Tard le soir du 18 juillet 1952, nous sommes entrés dans le port de Halifax. On pouvait alors apprécier la première vue de la ville mais le navire devait rester à l’extérieur car il était trop tard pour procéder à l’immigration. Le 19 au matin, nous avons enfin débarqué sur la terre ferme au Quai 21. C’était vraiment différent comparé à ce que c’est maintenant. Tout le monde était content que le voyage soit fini et maintenant la réalité prenait place et on a tous pris conscience qu’on était dans un nouveau pays et qu’on parlait une langue différente, avec différentes coutumes, etc.
L’immigration a été effectuée plus tard. C’était une journée de juillet ensoleillée alors nous sommes partis faire une petite excursion touristique pour revenir plus tard au Quai 21 où nous sommes tous montés à bord du train CNR comme on l’appelle maintenant, l’un de ces wagons pour passagers qui se trouve toujours à l’extérieur du Quai 21. Le train CNR est parti ce soir-là voyageant le long de Gaspé. À Québec et Montréal, 40 ou 50 personnes, moi y compris, sont descendues du train à la gare CNR. De là, nous avons pris le train jusqu’à la Gare Union Station d’Ottawa. De l’entrée arrière de Union Station, OTC nous a emmenés en bus jusqu’à la court arrière du Centre d’Immigration et d’Emploi à Ottawa (rue Albert). Là, on est descendus du bus et restés debout dans la court où chaque fermier choisissait, en nous pointant du doigt, les différents immigrants qui allaient travailler dans sa ferme. Avec la barrière de la langue, ils ne pouvaient que pointer du doigt.
Le contrat avec le gouvernement stipulait que les nouveaux immigrants devaient rester au moins un an dans la ferme désignée, rembourser le prêt du gouvernement pour le transport en bateau jusqu’au Canada.

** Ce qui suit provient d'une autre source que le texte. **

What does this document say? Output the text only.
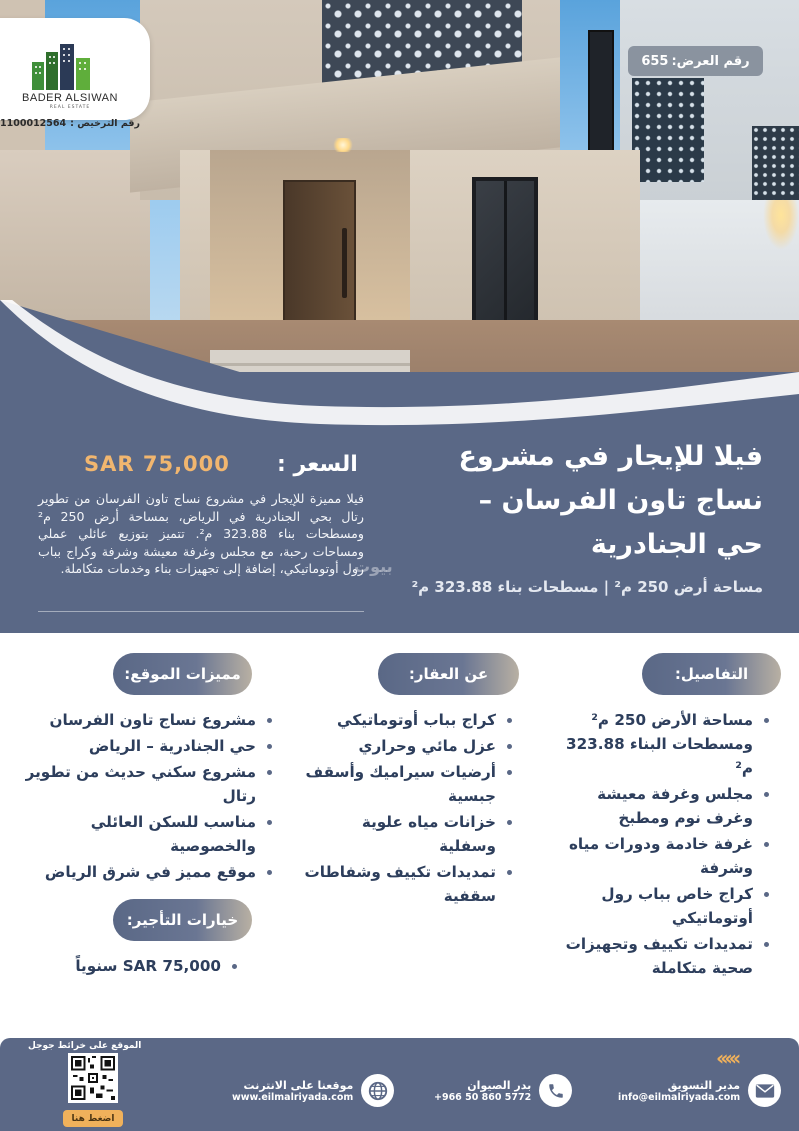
BADER ALSIWAN
REAL ESTATE
رقم الترخيص :
1100012564
رقم العرض:
655
فيلا للإيجار في مشروع
نساج تاون الفرسان –
حي الجنادرية
مساحة أرض 250 م² | مسطحات بناء 323.88 م²
السعر :
SAR 75,000
فيلا مميزة للإيجار في مشروع نساج تاون الفرسان من تطوير رتال بحي الجنادرية في الرياض، بمساحة أرض 250 م² ومسطحات بناء 323.88 م². تتميز بتوزيع عائلي عملي ومساحات رحبة، مع مجلس وغرفة معيشة وشرفة وكراج بباب رول أوتوماتيكي، إضافة إلى تجهيزات بناء وخدمات متكاملة.
بيوت
التفاصيل:
عن العقار:
مميزات الموقع:
مساحة الأرض 250 م² ومسطحات البناء 323.88 م²
مجلس وغرفة معيشة وغرف نوم ومطبخ
غرفة خادمة ودورات مياه وشرفة
كراج خاص بباب رول أوتوماتيكي
تمديدات تكييف وتجهيزات صحية متكاملة
كراج بباب أوتوماتيكي
عزل مائي وحراري
أرضيات سيراميك وأسقف جبسية
خزانات مياه علوية وسفلية
تمديدات تكييف وشفاطات سقفية
مشروع نساج تاون الفرسان
حي الجنادرية – الرياض
مشروع سكني حديث من تطوير رتال
مناسب للسكن العائلي والخصوصية
موقع مميز في شرق الرياض
خيارات التأجير:
SAR 75,000 سنوياً
الموقع على خرائط جوجل
اضغط هنا
موقعنا على الانترنت
www.eilmalriyada.com
بدر الصيوان
+966 50 860 5772
مدير التسويق
info@eilmalriyada.com
‹‹‹‹‹
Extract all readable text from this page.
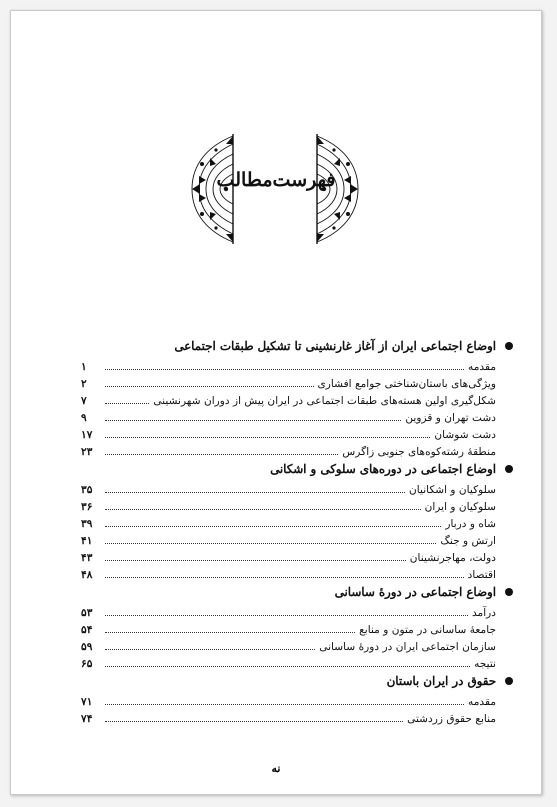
فهرست‌مطالب
اوضاع اجتماعی ایران از آغاز غارنشینی تا تشکیل طبقات اجتماعی
مقدمه
۱
ویژگی‌های باستان‌شناختی جوامع افشاری
۲
شکل‌گیری اولین هسته‌های طبقات اجتماعی در ایران پیش از دوران شهرنشینی
۷
دشت تهران و قزوین
۹
دشت شوشان
۱۷
منطقهٔ رشته‌کوه‌های جنوبی زاگرس
۲۳
اوضاع اجتماعی در دوره‌های سلوکی و اشکانی
سلوکیان و اشکانیان
۳۵
سلوکیان و ایران
۳۶
شاه و دربار
۳۹
ارتش و جنگ
۴۱
دولت، مهاجرنشینان
۴۳
اقتصاد
۴۸
اوضاع اجتماعی در دورهٔ ساسانی
درآمد
۵۳
جامعهٔ ساسانی در متون و منابع
۵۴
سازمان اجتماعی ایران در دورهٔ ساسانی
۵۹
نتیجه
۶۵
حقوق در ایران باستان
مقدمه
۷۱
منابع حقوق زردشتی
۷۴
نه
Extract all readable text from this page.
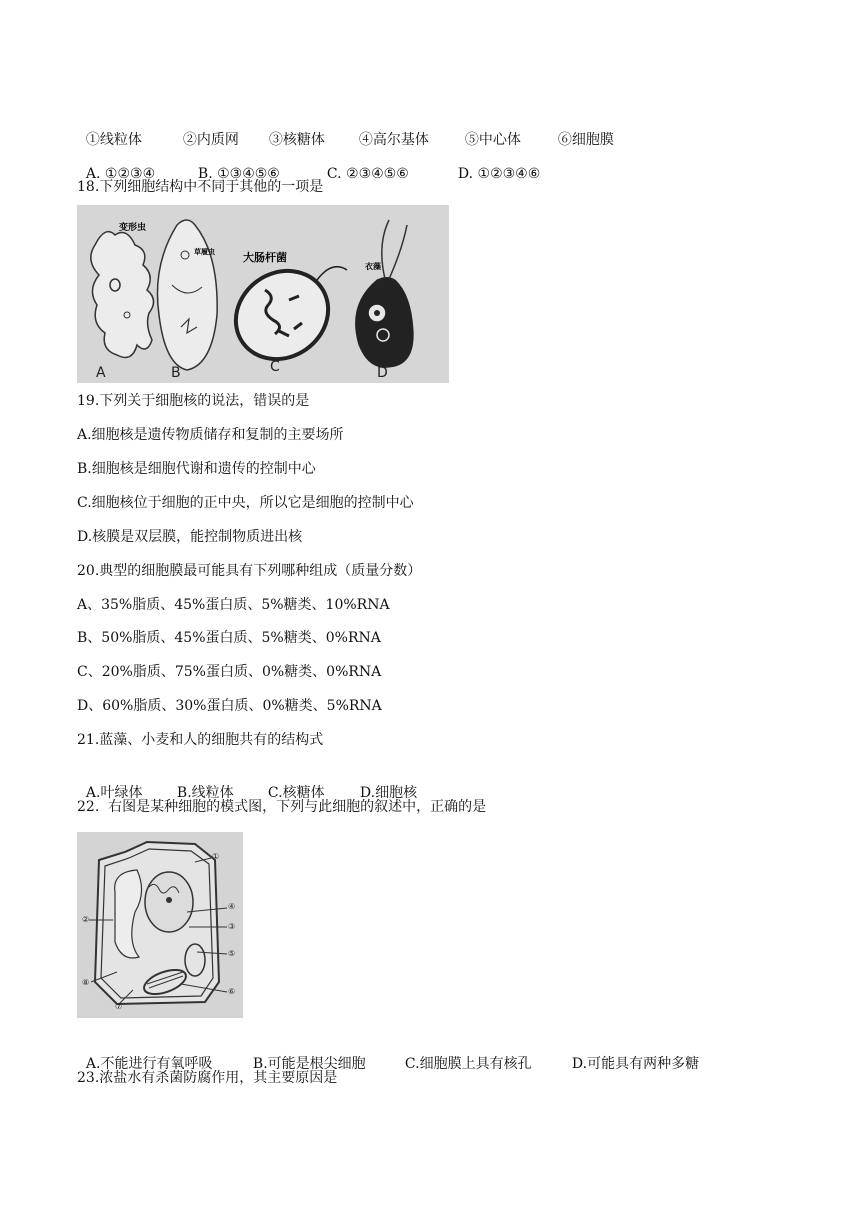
①线粒体	②内质网 ③核糖体 ④高尔基体	⑤中心体	⑥细胞膜

A. ①②③④	B. ①③④⑤⑥	C. ②③④⑤⑥	D. ①②③④⑥

18.下列细胞结构中不同于其他的一项是
变形虫
草履虫	大肠杆菌
衣藻
A	B	C	D
19.下列关于细胞核的说法，错误的是
A.细胞核是遗传物质储存和复制的主要场所
B.细胞核是细胞代谢和遗传的控制中心
C.细胞核位于细胞的正中央，所以它是细胞的控制中心
D.核膜是双层膜，能控制物质进出核
20.典型的细胞膜最可能具有下列哪种组成（质量分数）
A、35%脂质、45%蛋白质、5%糖类、10%RNA
B、50%脂质、45%蛋白质、5%糖类、0%RNA
C、20%脂质、75%蛋白质、0%糖类、0%RNA
D、60%脂质、30%蛋白质、0%糖类、5%RNA
21.蓝藻、小麦和人的细胞共有的结构式

A.叶绿体 B.线粒体 C.核糖体	D.细胞核

22.  右图是某种细胞的模式图，下列与此细胞的叙述中，正确的是
①
②
③
④
⑤
⑥
⑦
⑧

A.不能进行有氧呼吸	B.可能是根尖细胞	C.细胞膜上具有核孔	D.可能具有两种多糖

23.浓盐水有杀菌防腐作用，其主要原因是
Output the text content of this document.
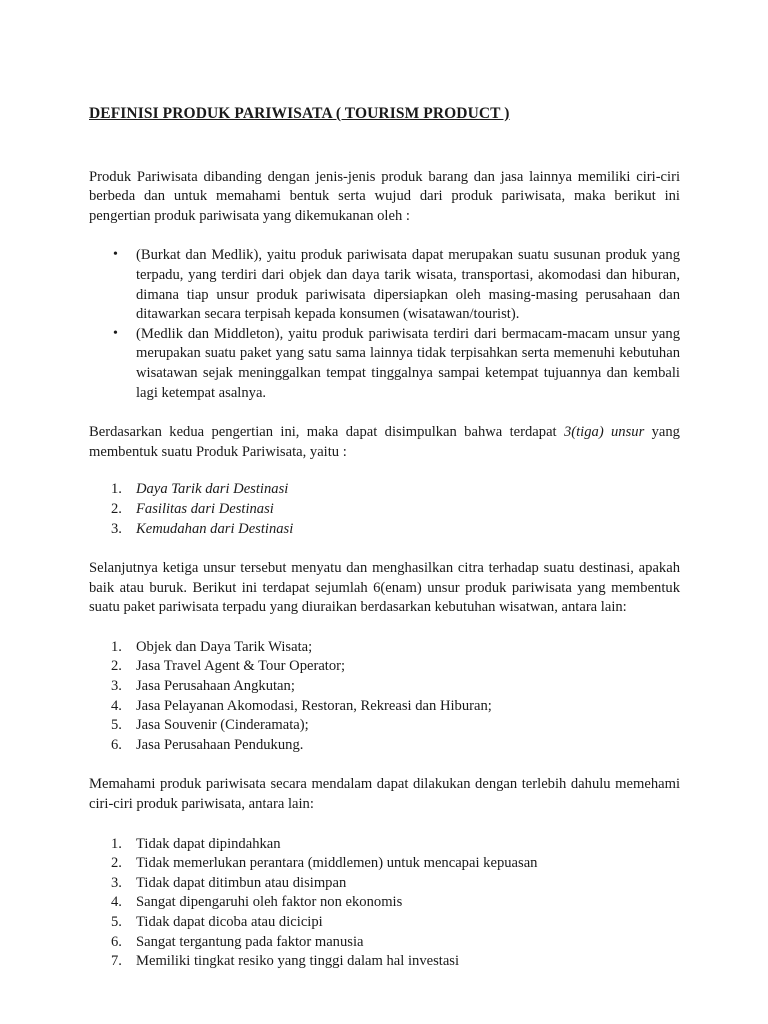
DEFINISI PRODUK PARIWISATA ( TOURISM PRODUCT )

Produk Pariwisata dibanding dengan jenis-jenis produk barang dan jasa lainnya memiliki ciri-ciri berbeda dan untuk memahami bentuk serta wujud dari produk pariwisata, maka berikut ini pengertian produk pariwisata yang dikemukanan oleh :

• (Burkat dan Medlik), yaitu produk pariwisata dapat merupakan suatu susunan produk yang terpadu, yang terdiri dari objek dan daya tarik wisata, transportasi, akomodasi dan hiburan, dimana tiap unsur produk pariwisata dipersiapkan oleh masing-masing perusahaan dan ditawarkan secara terpisah kepada konsumen (wisatawan/tourist).
• (Medlik dan Middleton), yaitu produk pariwisata terdiri dari bermacam-macam unsur yang merupakan suatu paket yang satu sama lainnya tidak terpisahkan serta memenuhi kebutuhan wisatawan sejak meninggalkan tempat tinggalnya sampai ketempat tujuannya dan kembali lagi ketempat asalnya.

Berdasarkan kedua pengertian ini, maka dapat disimpulkan bahwa terdapat 3(tiga) unsur yang membentuk suatu Produk Pariwisata, yaitu :

Daya Tarik dari Destinasi
Fasilitas dari Destinasi
Kemudahan dari Destinasi

Selanjutnya ketiga unsur tersebut menyatu dan menghasilkan citra terhadap suatu destinasi, apakah baik atau buruk. Berikut ini terdapat sejumlah 6(enam) unsur produk pariwisata yang membentuk suatu paket pariwisata terpadu yang diuraikan berdasarkan kebutuhan wisatwan, antara lain:

Objek dan Daya Tarik Wisata;
Jasa Travel Agent & Tour Operator;
Jasa Perusahaan Angkutan;
Jasa Pelayanan Akomodasi, Restoran, Rekreasi dan Hiburan;
Jasa Souvenir (Cinderamata);
Jasa Perusahaan Pendukung.

Memahami produk pariwisata secara mendalam dapat dilakukan dengan terlebih dahulu memehami ciri-ciri produk pariwisata, antara lain:

Tidak dapat dipindahkan
Tidak memerlukan perantara (middlemen) untuk mencapai kepuasan
Tidak dapat ditimbun atau disimpan
Sangat dipengaruhi oleh faktor non ekonomis
Tidak dapat dicoba atau dicicipi
Sangat tergantung pada faktor manusia
Memiliki tingkat resiko yang tinggi dalam hal investasi
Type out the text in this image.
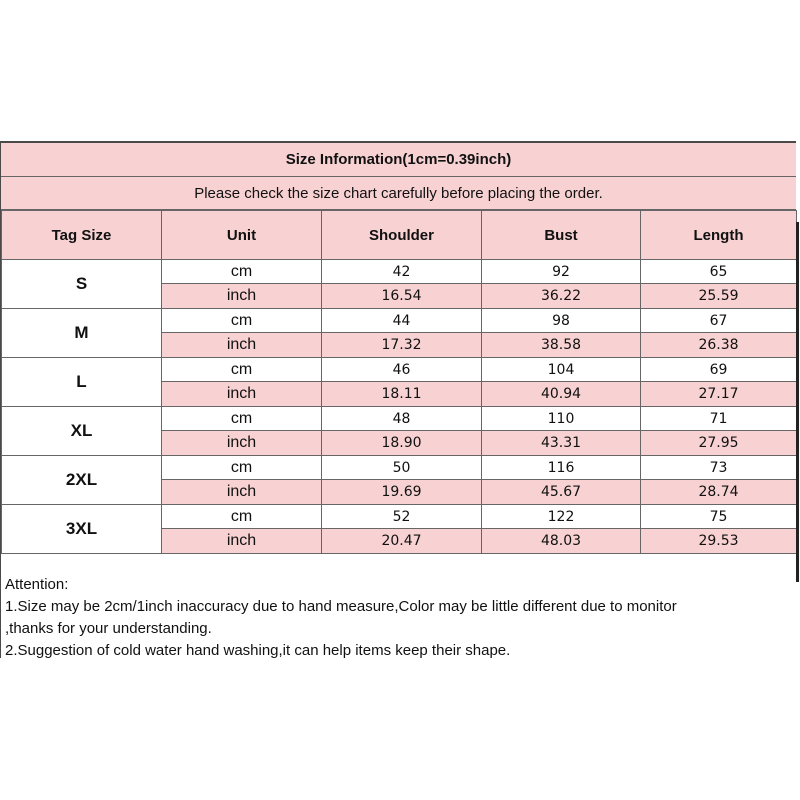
Size Information(1cm=0.39inch)
Please check the size chart carefully before placing the order.
Tag Size	Unit	Shoulder	Bust	Length
S	cm	42	92	65
	inch	16.54	36.22	25.59
M	cm	44	98	67
	inch	17.32	38.58	26.38
L	cm	46	104	69
	inch	18.11	40.94	27.17
XL	cm	48	110	71
	inch	18.90	43.31	27.95
2XL	cm	50	116	73
	inch	19.69	45.67	28.74
3XL	cm	52	122	75
	inch	20.47	48.03	29.53
Attention:
1.Size may be 2cm/1inch inaccuracy due to hand measure,Color may be little different due to monitor
,thanks for your understanding.
2.Suggestion of cold water hand washing,it can help items keep their shape.
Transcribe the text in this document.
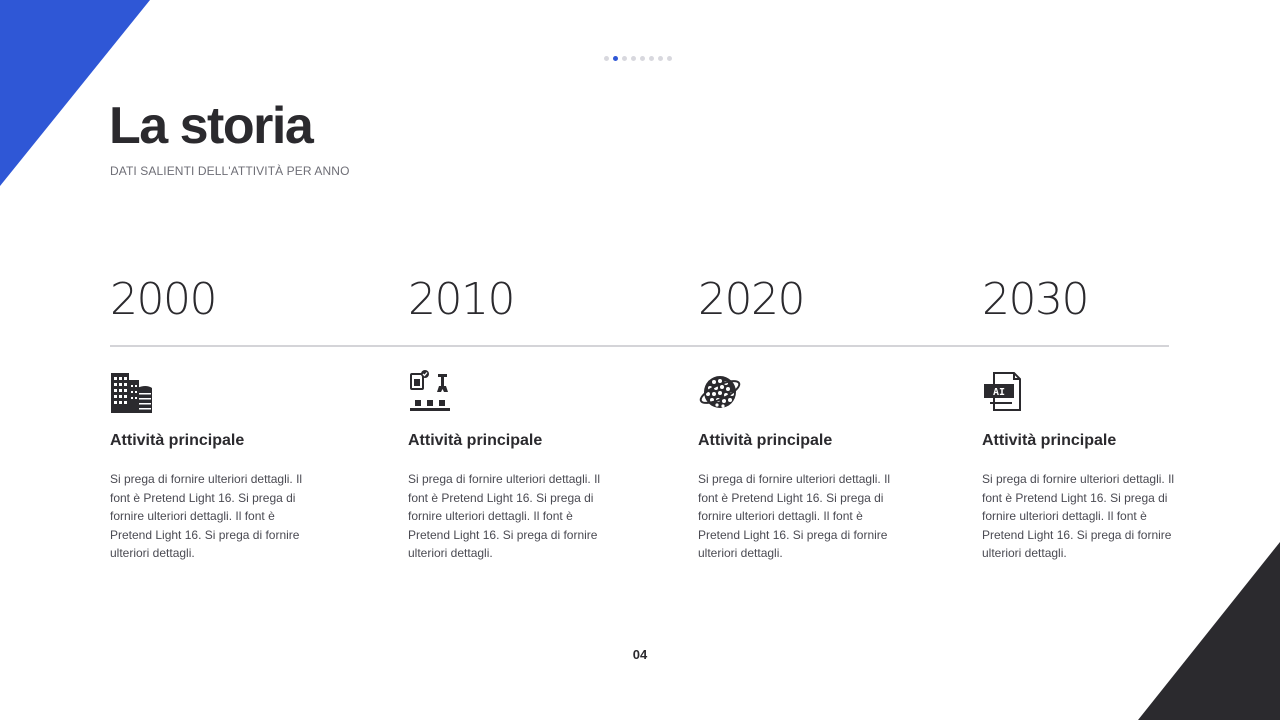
La storia
DATI SALIENTI DELL'ATTIVITÀ PER ANNO
2000
Attività principale
Si prega di fornire ulteriori dettagli. Il font è Pretend Light 16. Si prega di fornire ulteriori dettagli. Il font è Pretend Light 16. Si prega di fornire ulteriori dettagli.
2010
Attività principale
Si prega di fornire ulteriori dettagli. Il font è Pretend Light 16. Si prega di fornire ulteriori dettagli. Il font è Pretend Light 16. Si prega di fornire ulteriori dettagli.
2020
Attività principale
Si prega di fornire ulteriori dettagli. Il font è Pretend Light 16. Si prega di fornire ulteriori dettagli. Il font è Pretend Light 16. Si prega di fornire ulteriori dettagli.
2030
AI
Attività principale
Si prega di fornire ulteriori dettagli. Il font è Pretend Light 16. Si prega di fornire ulteriori dettagli. Il font è Pretend Light 16. Si prega di fornire ulteriori dettagli.
04
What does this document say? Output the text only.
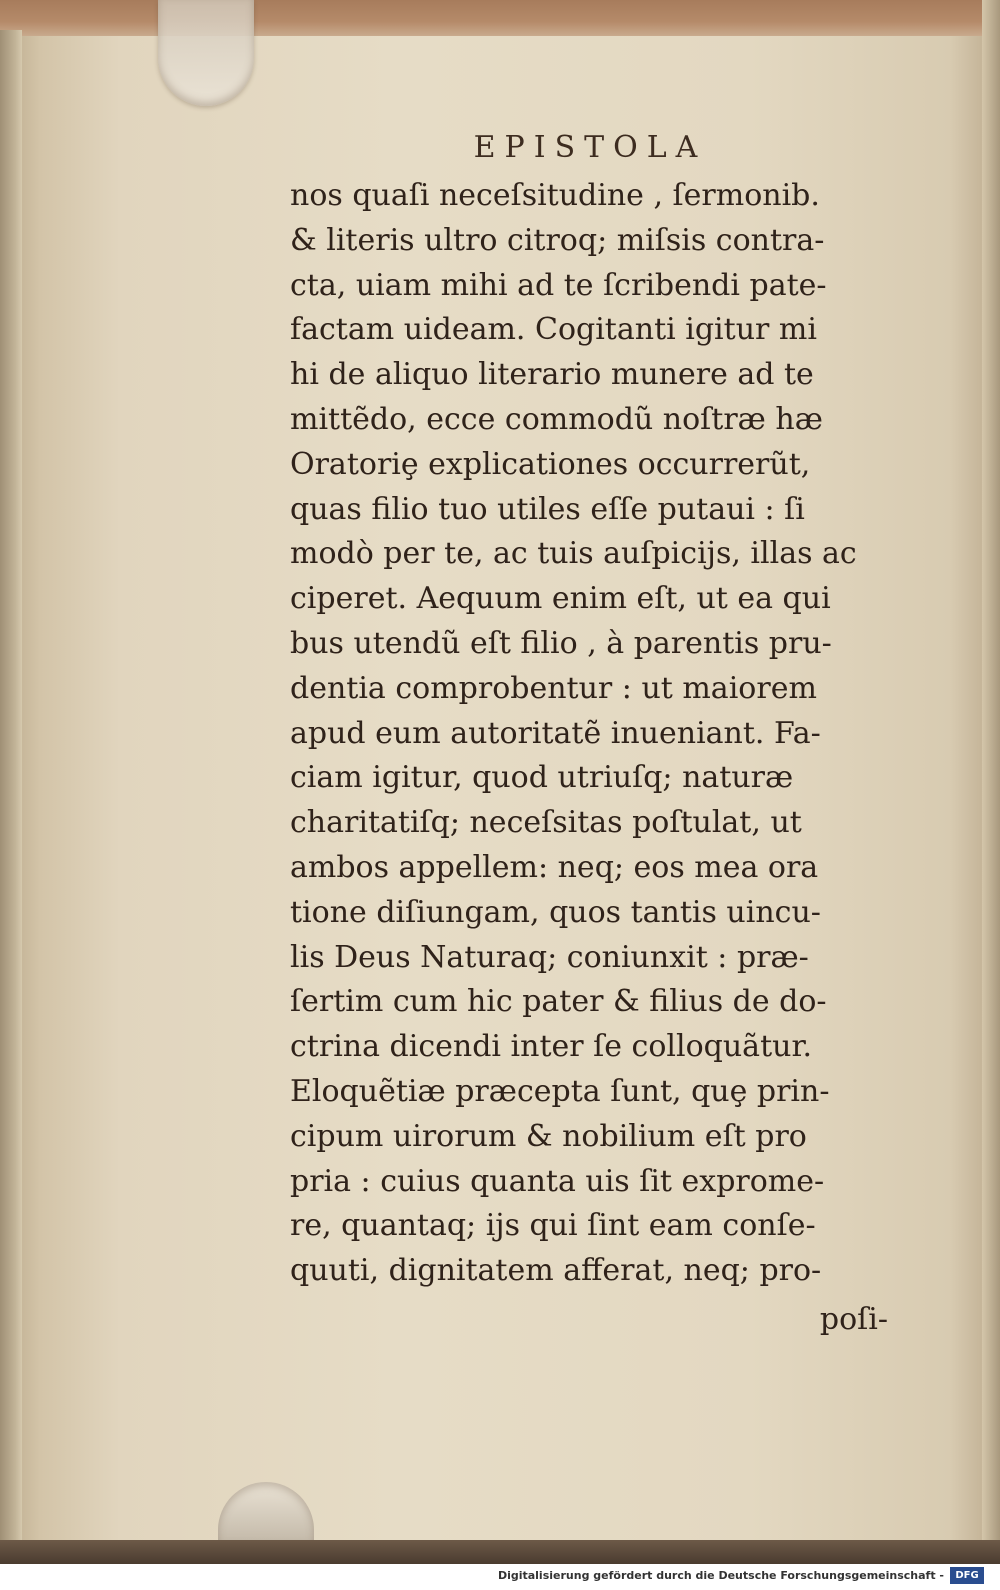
EPISTOLA
nos quaſi neceſsitudine , ſermonib.
& literis ultro citroq; miſsis contra-
cta, uiam mihi ad te ſcribendi pate-
factam uideam. Cogitanti igitur mi
hi de aliquo literario munere ad te
mittẽdo, ecce commodũ noſtræ hæ
Oratoriȩ explicationes occurrerũt,
quas filio tuo utiles eſſe putaui : ſi
modò per te, ac tuis auſpicijs, illas ac
ciperet. Aequum enim eſt, ut ea qui
bus utendũ eſt filio , à parentis pru-
dentia comprobentur : ut maiorem
apud eum autoritatẽ inueniant. Fa-
ciam igitur, quod utriuſq; naturæ
charitatiſq; neceſsitas poſtulat, ut
ambos appellem: neq; eos mea ora
tione diſiungam, quos tantis uincu-
lis Deus Naturaq; coniunxit : præ-
ſertim cum hic pater & filius de do-
ctrina dicendi inter ſe colloquãtur.
Eloquẽtiæ præcepta ſunt, quȩ prin-
cipum uirorum & nobilium eſt pro
pria : cuius quanta uis ſit exprome-
re, quantaq; ijs qui ſint eam conſe-
quuti, dignitatem afferat, neq; pro-
poſi-
Digitalisierung gefördert durch die Deutsche Forschungsgemeinschaft -	DFG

Si on restait un an, alors on n’avait pas à payer pour le transport une fois au pays. Plus tard, il est devenu possible de payer d’avance le transport par bateau ainsi que le transport terrestre et on pouvait quitter la ferme désignée. On recevait un livre d’emploi du Bureau pour l’Emploi, ce qui vous donnait l’occasion de travailler où vous le souhaitiez. J’ai choisi de payer d’avance parce que les 3 premiers mois, j’ai changé trois fois de fermes à cause de conditions inacceptables.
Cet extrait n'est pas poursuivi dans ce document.